Routes enneigées ? Pas un problème pour le Griffon !

Ce jeudi matin, 8 février, tandis que les habitants d’Ile-de-France essayent de contrôler leurs glissades sur les routes ou sur les trottoirs, les ministres du gouvernement Philippe 2 sont installés au chaud dans le salon Murat de l’Elysée. Profitons de leurs dernières discussions autour de la loi de programmation militaire (LPM), dévoilée ce-jour, pour prendre des nouvelles du Griffon, programme majeur de ces prochaines années.

 

Le Griffon en essai sur les routes du Galibier (Crédits photos : Le Dauphiné)

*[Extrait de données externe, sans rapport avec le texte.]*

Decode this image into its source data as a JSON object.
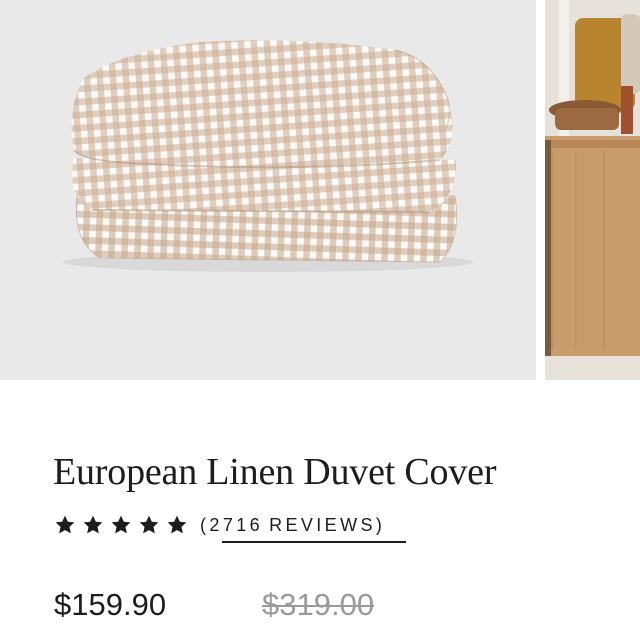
{
  "product": {
    "title": "European Linen Duvet Cover",
    "rating_stars": 5,
    "reviews_open": "(",
    "reviews_count": "2716",
    "reviews_word": "REVIEWS",
    "reviews_close": ")",
    "price": "$159.90",
    "compare_price": "$319.00"
  },
  "gallery": {
    "main_image": "gingham-duvet-folded",
    "next_image": "bedroom-nightstand-preview"
  },
  "colors": {
    "text": "#1d1d1d",
    "muted_price": "#9a9a9a",
    "gingham": "#c9ad92",
    "photo_bg": "#e9e9ea"
  }
}
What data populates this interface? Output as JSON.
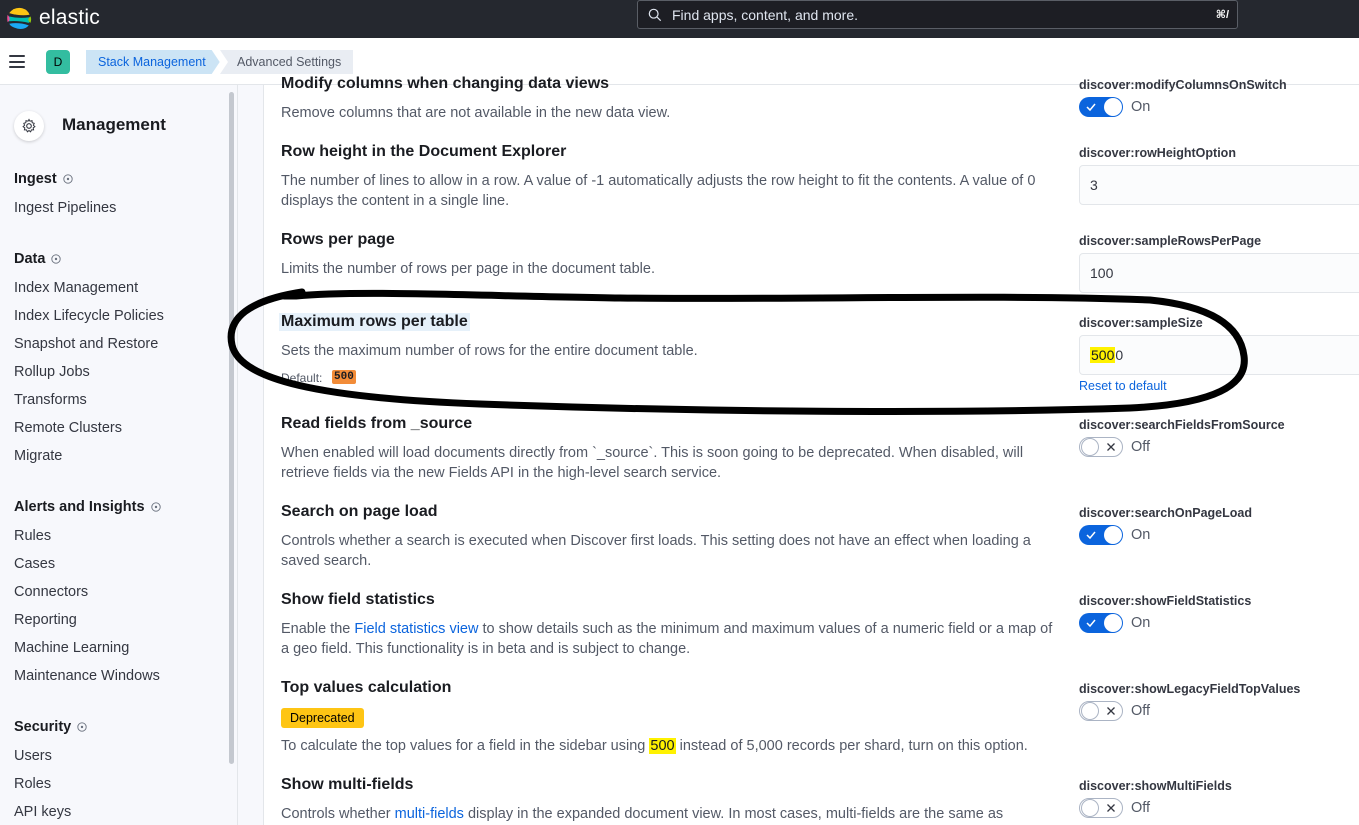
{
  "header": {
    "logo_text": "elastic",
    "search_placeholder": "Find apps, content, and more.",
    "search_shortcut": "⌘/"
  },
  "subbar": {
    "space_initial": "D",
    "breadcrumbs": [
      "Stack Management",
      "Advanced Settings"
    ]
  },
  "sidebar": {
    "title": "Management",
    "sections": [
      {
        "heading": "Ingest",
        "items": [
          "Ingest Pipelines"
        ]
      },
      {
        "heading": "Data",
        "items": [
          "Index Management",
          "Index Lifecycle Policies",
          "Snapshot and Restore",
          "Rollup Jobs",
          "Transforms",
          "Remote Clusters",
          "Migrate"
        ]
      },
      {
        "heading": "Alerts and Insights",
        "items": [
          "Rules",
          "Cases",
          "Connectors",
          "Reporting",
          "Machine Learning",
          "Maintenance Windows"
        ]
      },
      {
        "heading": "Security",
        "items": [
          "Users",
          "Roles",
          "API keys"
        ]
      }
    ]
  },
  "settings": {
    "modify_columns": {
      "title": "Modify columns when changing data views",
      "desc": "Remove columns that are not available in the new data view.",
      "key": "discover:modifyColumnsOnSwitch",
      "state": "On"
    },
    "row_height": {
      "title": "Row height in the Document Explorer",
      "desc": "The number of lines to allow in a row. A value of -1 automatically adjusts the row height to fit the contents. A value of 0 displays the content in a single line.",
      "key": "discover:rowHeightOption",
      "value": "3"
    },
    "rows_per_page": {
      "title": "Rows per page",
      "desc": "Limits the number of rows per page in the document table.",
      "key": "discover:sampleRowsPerPage",
      "value": "100"
    },
    "max_rows": {
      "title": "Maximum rows per table",
      "desc": "Sets the maximum number of rows for the entire document table.",
      "default_label": "Default:",
      "default_value": "500",
      "key": "discover:sampleSize",
      "value_highlight": "500",
      "value_rest": "0",
      "reset": "Reset to default"
    },
    "read_source": {
      "title": "Read fields from _source",
      "desc": "When enabled will load documents directly from `_source`. This is soon going to be deprecated. When disabled, will retrieve fields via the new Fields API in the high-level search service.",
      "key": "discover:searchFieldsFromSource",
      "state": "Off"
    },
    "search_on_load": {
      "title": "Search on page load",
      "desc": "Controls whether a search is executed when Discover first loads. This setting does not have an effect when loading a saved search.",
      "key": "discover:searchOnPageLoad",
      "state": "On"
    },
    "field_stats": {
      "title": "Show field statistics",
      "desc_pre": "Enable the ",
      "link": "Field statistics view",
      "desc_post": " to show details such as the minimum and maximum values of a numeric field or a map of a geo field. This functionality is in beta and is subject to change.",
      "key": "discover:showFieldStatistics",
      "state": "On"
    },
    "top_values": {
      "title": "Top values calculation",
      "badge": "Deprecated",
      "desc_pre": "To calculate the top values for a field in the sidebar using ",
      "highlight": "500",
      "desc_post": " instead of 5,000 records per shard, turn on this option.",
      "key": "discover:showLegacyFieldTopValues",
      "state": "Off"
    },
    "multi_fields": {
      "title": "Show multi-fields",
      "desc_pre": "Controls whether ",
      "link": "multi-fields",
      "desc_post": " display in the expanded document view. In most cases, multi-fields are the same as",
      "key": "discover:showMultiFields",
      "state": "Off"
    }
  }
}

Le Griffon en essai sur les routes du Galibier (Crédits photos : Le Dauphiné)

 

C’est le journal Le Dauphiné qui nous rapporte les dernières nouvelles du nouveau véhicule de l’armée de Terre, lorsque celui-ci évoluait dans les Alpes françaises pendant la dernière semaine de janvier.

 

Les hommes de la Direction Générale de l’Armement (DGA) effectuaient des essais du véhicule blindé multi-rôle (VBMR) dans un environnement montagneux et enneigé quand ils ont reçu la visite de quelques personnalités et de la presse locale. Le journaliste, qui a eu la chance de voir le Griffon grimper la pente du col du Galibier (2642 m), a souligné qu’un maire de la région, Jean-Pierre Rougeaux, avait été impressionné par ce géant vert. « Moteur 400 CV, six roues motrices permettant de craboter en longitudinal et en transversal, une boîte à sept rapports, charge maximale 24,8 tonnes, gonflage automatique des pneus, le véhicule roule au carburéacteur qui gèle seulement à -70°» , c’est sûr que le VBMR n’a pas du passer inaperçu en rejoignant le ballet habituel des déneigeuses et des saleuses. Et pourtant ! Ce qui a frappé le maire, également vice-président de la communauté de communes Maurienne-Galibier, c’est l’avancée technologique de l’engin blindé. Les industriels français qui participent à son développement l’ont équipé de leurs toutes dernières technologies car, plus qu’un simple remplaçant des véhicules de l’avant-blindé (VAB) vieillissants, le Griffon est une composante du programme Scorpion, qui vise à moderniser l’armée de Terre en faisant progresser le combat collaboratif. Celui-ci suppose d’équiper chaque véhicule futur de capteurs, de systèmes optiques à 360°, et de systèmes de communications avancés. Ajoutons à cela la présence des brouilleurs contre les engins explosifs improvisés (IED), des écrans de contrôle dernier cri, et d’une tourelle intelligente, pour nous rendre compte que nous sommes bien loin d’un simple véhicule de transport de troupes.

 

Thalès, Nexter et Renault Trucks Defense, notifiés par la DGA pour fournir le VBMR aux forces terrestres, doivent livrer les premiers exemplaires d’ici la fin de l’année 2018, sur une première commande totale de 319 véhicules. Sur toute la durée du programme, c’est une petite centaine de véhicules qui doit sortir d’usine chaque année pour, à terme, former une flotte de plus de 1500 unités. La LPM 2019-2025 devrait confirmer ce rythme de production, si elle ne se prononce pas sur son accélération.

 

Tandis que les industriels français de la défense terrestre s’organisent pour honorer leur contrat, les ingénieurs de la DGA multiplient les essais dans tous types de conditions pour s’assurer de l’opérabilité du véhicule qui accueillera les fantassins français.